To combat the skills shortages, the majority of companies are either retraining existing staff or hiring new personnel, but an increasing percentage of companies are turning to third parties such as contractors and consultants, managed service providers, cloud service providers and IT outsourcers to bridge the skills gaps and, in some cases, to cut costs.

Among firms that are actively recruiting new personnel, 61% say that it is a difficult – sometimes impossible – task. There are a number of reasons for this, but the top three are:

  • Potential candidates lack the required skills and/or experience
  • Inability to find candidates in the company’s geographic region (physical proximity is often necessary for infrastructure management)
  • Salary demands are too high (particularly when recruitment involves looking for talent in Silicon Valley)
 
 

Third-Party Service Providers

 
 

In addition to (or in lieu of) retraining or hiring, many IT organizations are leaning on third-party service providers to address skills shortages. There are a variety of reasons for this trend.

 
 
Reasons for Using Third Party Service Providers
 
 

Use of third-party service providers varies depending on the area of IT. The survey queried 451 Alliance members about their use of third parties in the following infrastructure categories:

  • Primary data storage
  • Secondary data storage (e.g., backup and recovery)
  • On-premises physical servers
  • Off-premises physical servers
  • Converged/hyperconverged infrastructure

Across all categories, the majority of companies do not use third-party service providers (ranging from 59% for secondary storage to 72% for on-premises physical servers), although the percentages have been shrinking over the past several years.

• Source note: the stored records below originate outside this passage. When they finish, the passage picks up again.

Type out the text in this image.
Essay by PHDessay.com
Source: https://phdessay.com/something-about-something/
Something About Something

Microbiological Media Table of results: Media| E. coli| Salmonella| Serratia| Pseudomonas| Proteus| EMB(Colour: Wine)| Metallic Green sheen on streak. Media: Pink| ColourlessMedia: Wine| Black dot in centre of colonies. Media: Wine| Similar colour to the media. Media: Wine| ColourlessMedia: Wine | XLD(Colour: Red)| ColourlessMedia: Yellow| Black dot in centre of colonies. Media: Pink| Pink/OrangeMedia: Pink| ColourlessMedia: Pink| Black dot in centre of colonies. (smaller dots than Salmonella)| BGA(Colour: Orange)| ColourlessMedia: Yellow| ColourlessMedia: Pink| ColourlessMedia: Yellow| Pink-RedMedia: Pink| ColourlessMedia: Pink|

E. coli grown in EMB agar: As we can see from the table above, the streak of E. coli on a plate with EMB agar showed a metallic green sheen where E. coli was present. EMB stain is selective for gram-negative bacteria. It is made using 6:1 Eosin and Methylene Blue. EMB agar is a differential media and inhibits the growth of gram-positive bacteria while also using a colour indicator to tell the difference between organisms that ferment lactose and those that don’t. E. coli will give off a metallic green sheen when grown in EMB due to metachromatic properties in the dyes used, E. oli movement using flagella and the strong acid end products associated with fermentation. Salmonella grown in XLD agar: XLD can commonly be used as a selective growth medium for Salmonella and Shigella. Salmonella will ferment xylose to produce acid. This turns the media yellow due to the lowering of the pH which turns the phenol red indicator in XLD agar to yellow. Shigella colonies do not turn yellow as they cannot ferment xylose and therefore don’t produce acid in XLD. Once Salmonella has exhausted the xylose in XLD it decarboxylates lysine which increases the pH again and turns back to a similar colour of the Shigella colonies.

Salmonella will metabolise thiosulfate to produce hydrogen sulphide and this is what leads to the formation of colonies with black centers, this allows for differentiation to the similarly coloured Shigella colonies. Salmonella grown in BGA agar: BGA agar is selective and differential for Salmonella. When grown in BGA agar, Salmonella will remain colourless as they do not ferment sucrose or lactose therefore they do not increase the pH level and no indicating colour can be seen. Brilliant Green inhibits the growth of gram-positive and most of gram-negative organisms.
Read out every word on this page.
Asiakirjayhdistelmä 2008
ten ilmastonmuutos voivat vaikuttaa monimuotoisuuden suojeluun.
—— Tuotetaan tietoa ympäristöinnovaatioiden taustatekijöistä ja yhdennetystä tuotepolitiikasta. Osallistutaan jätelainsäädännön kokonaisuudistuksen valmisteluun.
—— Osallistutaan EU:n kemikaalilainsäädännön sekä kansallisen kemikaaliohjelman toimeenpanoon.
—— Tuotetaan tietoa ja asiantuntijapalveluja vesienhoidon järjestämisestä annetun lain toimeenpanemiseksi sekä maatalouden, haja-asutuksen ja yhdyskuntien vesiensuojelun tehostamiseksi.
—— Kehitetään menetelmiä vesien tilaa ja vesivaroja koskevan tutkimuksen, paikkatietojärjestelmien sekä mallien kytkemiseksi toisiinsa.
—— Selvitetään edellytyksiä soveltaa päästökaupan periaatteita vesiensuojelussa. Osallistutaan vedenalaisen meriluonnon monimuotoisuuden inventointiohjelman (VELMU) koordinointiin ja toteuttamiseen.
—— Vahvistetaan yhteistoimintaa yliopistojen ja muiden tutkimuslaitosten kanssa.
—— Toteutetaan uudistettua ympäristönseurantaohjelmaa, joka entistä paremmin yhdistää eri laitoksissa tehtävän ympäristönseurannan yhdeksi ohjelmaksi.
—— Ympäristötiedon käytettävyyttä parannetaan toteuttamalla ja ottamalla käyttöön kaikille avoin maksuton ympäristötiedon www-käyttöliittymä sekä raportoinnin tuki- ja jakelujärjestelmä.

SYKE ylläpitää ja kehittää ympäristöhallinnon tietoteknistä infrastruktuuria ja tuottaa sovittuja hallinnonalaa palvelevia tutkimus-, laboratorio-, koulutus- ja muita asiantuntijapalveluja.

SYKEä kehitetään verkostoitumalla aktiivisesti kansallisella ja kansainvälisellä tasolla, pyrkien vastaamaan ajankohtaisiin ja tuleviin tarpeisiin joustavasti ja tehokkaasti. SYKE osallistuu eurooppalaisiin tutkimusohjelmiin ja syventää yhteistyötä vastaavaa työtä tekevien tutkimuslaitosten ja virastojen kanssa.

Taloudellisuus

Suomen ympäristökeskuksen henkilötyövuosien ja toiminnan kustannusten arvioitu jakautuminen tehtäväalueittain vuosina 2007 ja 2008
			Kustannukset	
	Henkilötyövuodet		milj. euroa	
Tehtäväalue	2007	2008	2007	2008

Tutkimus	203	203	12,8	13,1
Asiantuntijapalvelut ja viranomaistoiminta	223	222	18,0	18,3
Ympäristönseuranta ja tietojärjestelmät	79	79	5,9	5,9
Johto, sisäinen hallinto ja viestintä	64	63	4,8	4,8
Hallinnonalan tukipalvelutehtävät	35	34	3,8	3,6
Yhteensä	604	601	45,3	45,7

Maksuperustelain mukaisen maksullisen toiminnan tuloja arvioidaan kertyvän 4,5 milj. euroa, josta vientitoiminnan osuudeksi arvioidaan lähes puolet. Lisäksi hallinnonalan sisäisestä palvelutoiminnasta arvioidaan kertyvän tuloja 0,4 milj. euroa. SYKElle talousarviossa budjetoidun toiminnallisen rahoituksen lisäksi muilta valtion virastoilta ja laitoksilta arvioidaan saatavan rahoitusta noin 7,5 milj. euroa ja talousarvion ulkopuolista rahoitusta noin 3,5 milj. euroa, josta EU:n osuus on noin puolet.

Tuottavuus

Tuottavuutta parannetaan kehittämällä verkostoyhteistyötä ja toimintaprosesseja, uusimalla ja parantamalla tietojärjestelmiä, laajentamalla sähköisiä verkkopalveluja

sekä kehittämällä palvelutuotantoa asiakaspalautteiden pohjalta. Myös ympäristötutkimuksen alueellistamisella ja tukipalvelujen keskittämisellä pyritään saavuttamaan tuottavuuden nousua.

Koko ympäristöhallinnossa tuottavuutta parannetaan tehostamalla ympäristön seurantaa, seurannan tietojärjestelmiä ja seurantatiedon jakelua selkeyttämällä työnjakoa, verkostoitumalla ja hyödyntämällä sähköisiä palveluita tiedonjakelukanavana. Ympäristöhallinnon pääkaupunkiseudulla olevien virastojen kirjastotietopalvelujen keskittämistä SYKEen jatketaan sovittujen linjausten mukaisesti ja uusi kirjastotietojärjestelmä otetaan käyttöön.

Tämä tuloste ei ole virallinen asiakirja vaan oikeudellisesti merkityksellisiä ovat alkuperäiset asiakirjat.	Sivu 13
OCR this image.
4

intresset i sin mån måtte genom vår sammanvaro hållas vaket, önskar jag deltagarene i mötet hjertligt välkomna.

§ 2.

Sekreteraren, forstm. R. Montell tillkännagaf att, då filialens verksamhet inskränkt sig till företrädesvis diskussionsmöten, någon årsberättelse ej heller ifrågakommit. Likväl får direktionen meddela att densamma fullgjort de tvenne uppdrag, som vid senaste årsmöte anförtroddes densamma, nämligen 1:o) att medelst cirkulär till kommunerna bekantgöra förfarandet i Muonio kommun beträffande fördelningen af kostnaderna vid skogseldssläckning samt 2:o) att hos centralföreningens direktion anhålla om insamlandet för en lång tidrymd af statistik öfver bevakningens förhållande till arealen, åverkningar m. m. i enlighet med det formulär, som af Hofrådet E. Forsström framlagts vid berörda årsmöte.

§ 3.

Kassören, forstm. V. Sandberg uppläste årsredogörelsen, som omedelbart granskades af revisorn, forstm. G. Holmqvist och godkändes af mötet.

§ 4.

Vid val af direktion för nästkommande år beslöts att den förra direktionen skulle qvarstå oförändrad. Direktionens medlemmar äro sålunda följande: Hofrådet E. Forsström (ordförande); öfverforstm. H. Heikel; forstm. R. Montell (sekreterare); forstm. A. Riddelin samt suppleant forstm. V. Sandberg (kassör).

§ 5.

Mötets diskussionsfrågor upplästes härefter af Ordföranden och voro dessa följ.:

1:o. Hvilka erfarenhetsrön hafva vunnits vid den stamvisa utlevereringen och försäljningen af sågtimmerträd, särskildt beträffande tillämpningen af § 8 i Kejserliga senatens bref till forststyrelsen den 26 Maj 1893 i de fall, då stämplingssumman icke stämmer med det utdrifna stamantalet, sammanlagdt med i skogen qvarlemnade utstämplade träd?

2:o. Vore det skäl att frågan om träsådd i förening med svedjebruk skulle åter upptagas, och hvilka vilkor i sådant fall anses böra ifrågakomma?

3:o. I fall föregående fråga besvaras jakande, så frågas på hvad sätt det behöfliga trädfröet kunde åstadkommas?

Very few companies rely solely on third parties for IT infrastructure management (less than 10% in all categories).

Most (82%) of the 451 Alliance companies are satisfied with the performance of their third-party service providers, although many have concerns.

About half of companies using third-party providers express concerns about cost and security. However, 21% of the companies have no concerns about using third-party service providers.

 
 
Concerns About Third Party Providers
 
 

For companies that prefer the DIY approach over using third-party providers, labor-saving technologies such as IT automation and artificial intelligence (AI) will be needed to handle infrastructure management – particularly in the face of stagnant or declining head counts.

On the positive side, 75% of IT managers believe that AI and machine learning will simplify IT infrastructure management by automating tasks that previously required human involvement.